Glessner Lee used her inheritance to establish a department of legal medicine at Harvard Medical School in 1936 and donated the first of the Nutshell Studies in 1946 for use in lectures on the subject of crime scene investigation. In 1966, the department was dissolved, and the dioramas went to the Maryland Medical Examiner's Office in Baltimore, Maryland, the U.S. where they are on permanent loan and still used for forensic seminars.

The dioramas are detailed representations of death scenes that are composites of actual court cases, created by Glessner Lee on a 1 inch to 1 foot (1:12) scale.

Each model cost about US$3,000–4,500 to create.
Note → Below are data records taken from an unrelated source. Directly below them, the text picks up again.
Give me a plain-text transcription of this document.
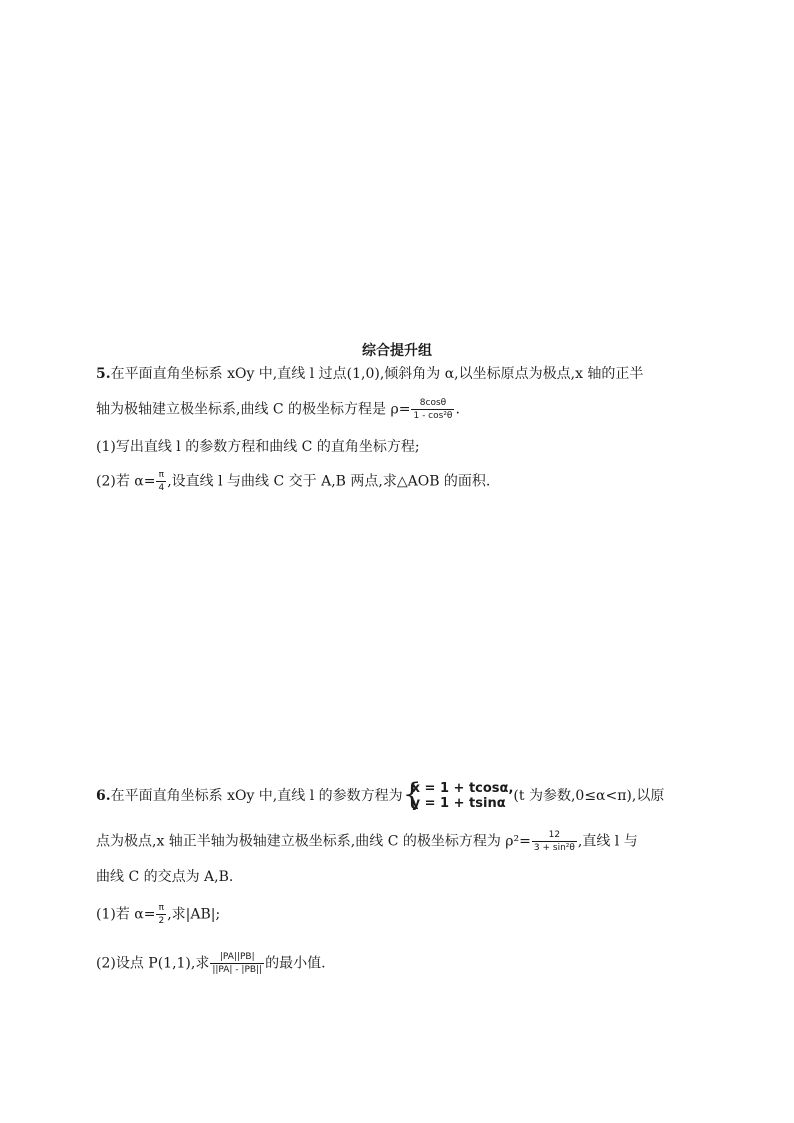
综合提升组
5.在平面直角坐标系 xOy 中,直线 l 过点(1,0),倾斜角为 α,以坐标原点为极点,x 轴的正半
轴为极轴建立极坐标系,曲线 C 的极坐标方程是 $\rho= \frac{8\cos\theta}{\text{1 - cos²θ}}$ .
(1)写出直线 l 的参数方程和曲线 C 的直角坐标方程;
(2)若 $\alpha= \frac{\pi}{4}$ ,设直线 l 与曲线 C 交于 A,B 两点,求△AOB 的面积.
6.在平面直角坐标系 xOy 中,直线 l 的参数方程为 {
x = 1 + tcosα,
y = 1 + tsinα (t 为参数,0≤α<π),以原
点为极点,x 轴正半轴为极轴建立极坐标系,曲线 C 的极坐标方程为 $\rho^2= \frac{12}{\text{3 + sin²θ}}$ ,直线 l 与
曲线 C 的交点为 A,B.
(1)若 $\alpha= \frac{\pi}{2}$ ,求|AB|;
(2)设点 P(1,1),求 $\frac{|PA||PB|}{||PA| - |PB||}$ 的最小值.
She attended autopsies to ensure accuracy, and her attention to detail extended to having a wall calendar include the pages after the month of the incident, constructing openable windows, and wearing out-of-date clothing to obtain realistically worn fabric.

The dioramas show tawdry and, in many cases, disheveled living spaces very different from Glessner Lee's own background.

The dead include prostitutes and victims of domestic violence.

Glessner Lee called them the Nutshell Studies because the purpose of a forensic investigation is said to be to "convict the guilty, clear the innocent, and find the truth in a nutshell."

Students were instructed to study the scenes methodically—Glessner Lee suggested moving the eyes in a clockwise spiral—and draw conclusions from the visual evidence.

At conferences hosted by Glessner Lee, prominent crime-scene investigators were given 90 minutes to study each diorama.